When a Superpower Barks, Dictators Bite
POLITICAL SCIENCES |

When a Superpower Barks, Dictators Bite

THREATENING TO TOPPLE AUTOCRATS TOO OFTEN BACKFIRES, ACCORDING TO RESEARCH BY LIVIO DI LONARDO. REGIMES REACT BY INVESTING MORE IN SECURITY AND CRUSHING OPPOSITIONS IDEOLOGICALLY CLOSE TO THE FOREIGN POWER. IDEOLOGICALLY DISTANT OPPOSITIONS, ON THE CONTRARY, ARE SPARED

While most people acknowledge the inherent wickedness of politically motivated military interventions in other countries, politicians have often upheld the logic of realpolitik to justify toppling mischievous regimes or threatening to do so. Acting this way could deter dictators from an awful lot of misbehaving, they claim. In his latest paper, appeared on the American Political Science Review, Livio Di Lonardo, Assistant Professor of Political Science at Bocconi, argues against that logic.
 
If anything, the grip on power of autocrats is made stronger by the threat of possible military interventions from a foreign state.

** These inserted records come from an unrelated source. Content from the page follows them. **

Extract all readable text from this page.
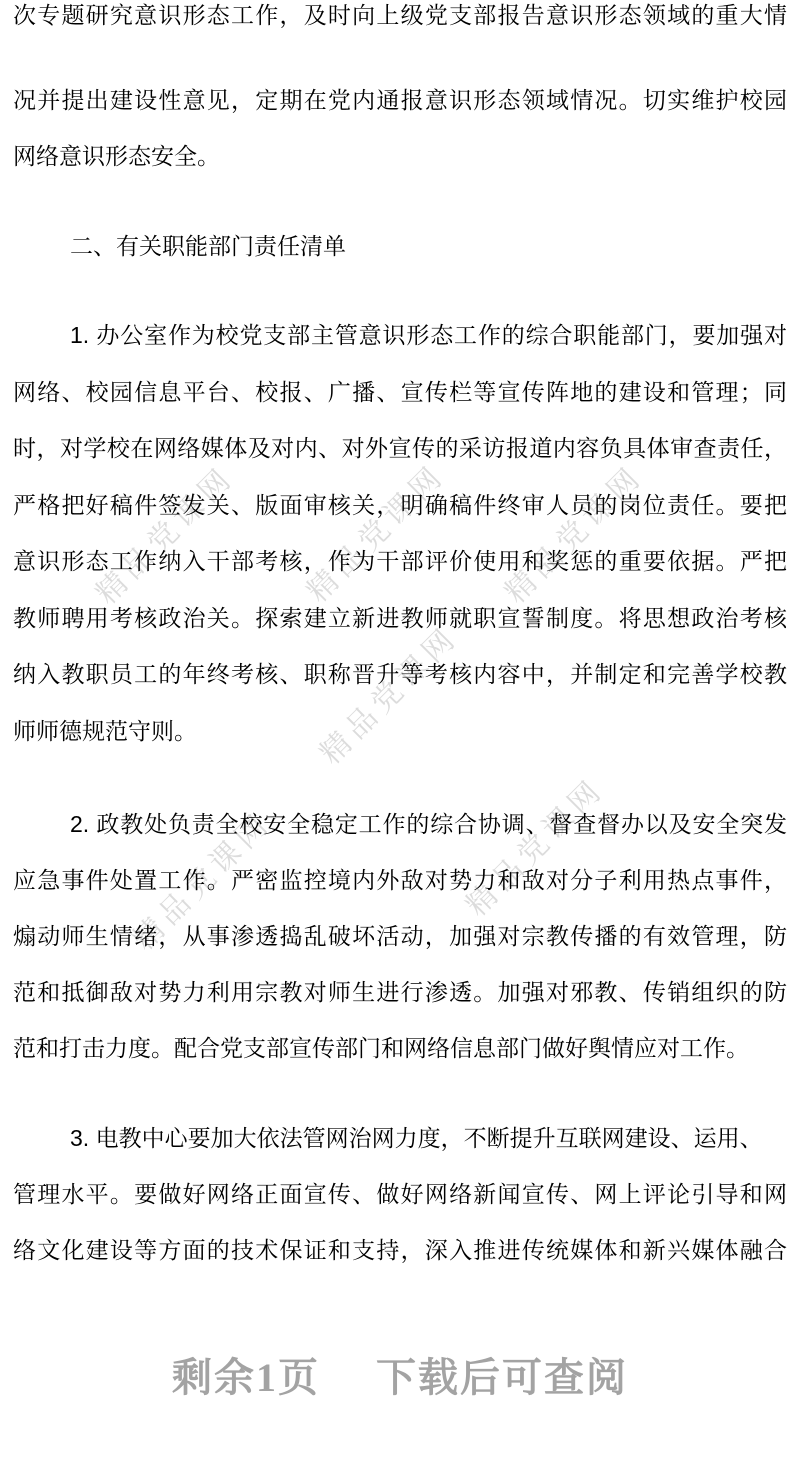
精品党课网 精品党课网 精品党课网
精品党课网
精品党课网
精品党课网
次专题研究意识形态工作，及时向上级党支部报告意识形态领域的重大情
况并提出建设性意见，定期在党内通报意识形态领域情况。切实维护校园
网络意识形态安全。
二、有关职能部门责任清单
1. 办公室作为校党支部主管意识形态工作的综合职能部门，要加强对
网络、校园信息平台、校报、广播、宣传栏等宣传阵地的建设和管理；同
时，对学校在网络媒体及对内、对外宣传的采访报道内容负具体审查责任，
严格把好稿件签发关、版面审核关，明确稿件终审人员的岗位责任。要把
意识形态工作纳入干部考核，作为干部评价使用和奖惩的重要依据。严把
教师聘用考核政治关。探索建立新进教师就职宣誓制度。将思想政治考核
纳入教职员工的年终考核、职称晋升等考核内容中，并制定和完善学校教
师师德规范守则。
2. 政教处负责全校安全稳定工作的综合协调、督查督办以及安全突发
应急事件处置工作。严密监控境内外敌对势力和敌对分子利用热点事件，
煽动师生情绪，从事渗透捣乱破坏活动，加强对宗教传播的有效管理，防
范和抵御敌对势力利用宗教对师生进行渗透。加强对邪教、传销组织的防
范和打击力度。配合党支部宣传部门和网络信息部门做好舆情应对工作。
3. 电教中心要加大依法管网治网力度，不断提升互联网建设、运用、
管理水平。要做好网络正面宣传、做好网络新闻宣传、网上评论引导和网
络文化建设等方面的技术保证和支持，深入推进传统媒体和新兴媒体融合
剩余1页 下载后可查阅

By the same token, the opposition groups that such foreign state hopes to protect end up being more oppressed compared to the scenario where the threat of external intervention did not exist. Conversely, when various opposition groups exist, both distant and close to the foreign power, the distant ones (imagine ISIS and the USA in the Syrian context) enjoy a lower level of repression when a credible threat to the regime is present.
 
To demonstrate this, Professor Di Lonardo employs a quite sophisticated formal model which compares two scenarios in which a rogue leader chooses a preferred level of internal security (or oppression of the opposition) able to guarantee him/her survival in government, given the strength of the opposition groups and the cost that a foreign actor has to sustain to get involved in the autocrats’ affairs. In the first scenario, the dictator makes his choice without the presence of a foreign threat, whereas in the second scenario he/she knows that a foreign power is thinking about intervening. The difference in equilibria between the two scenarios delivers quite interesting results, especially when including an ideologically aligned or misaligned opposition group.
 
Firstly, we know that the survival in power of an autocrat depends on the level of investment in security that he chooses. When a foreign actor is included in the model, the dictator has to put in place a level of security that not only protects him from the opposition but also from the external power. The higher the security level, the more costly the intervention becomes for the third power. Obviously, if the level of security needed to deter the external power is lower than the one needed to deter the challenges from the internal opposition, the dictator will not lower its security investment because he would risk being ousted at home. In the opposite case, the dictator will not hesitate to raise his security investment to a level where he can both deter the internal and external opposition. Therefore, the presence of a security threat can increase the level of internal repression, but it can never decrease it. As such, it can only make the dictator’s hold on power stronger, never weaker.
 
Secondly, the threat of foreign intervention can be similarly inconvenient for those oppositions that the foreign actor actually likes. The dictator knows that when there is a likeable opposition ready to take power, the foreign actor is very much willing to intervene and get it done quickly. Therefore, more domestic security is needed. However, when the foreign actor knows that if they topple him, another (possibly worse) opposition is likely to take power (let’s say ISIS in Syria), they’ll probably think twice before intervening. As such, the survival of a nasty opposition group becomes unexpectedly vital for the dictator. This could explain why Assad focused his military actions against the most “western-friendly” oppositions rather than against ISIS or Al-Nusra. He wagered that the USA wouldn’t have taken the risk to get rid of Assad only to see extremists in power in a few years.
 
Di Lonardo, L., Sun, J. S., & Tyson, S. A. (2020). “Autocratic Stability in the Shadow of Foreign Threats”. American Political Science Review114(4), 1247-1265. DOI: 10.1017/S0003055420000489.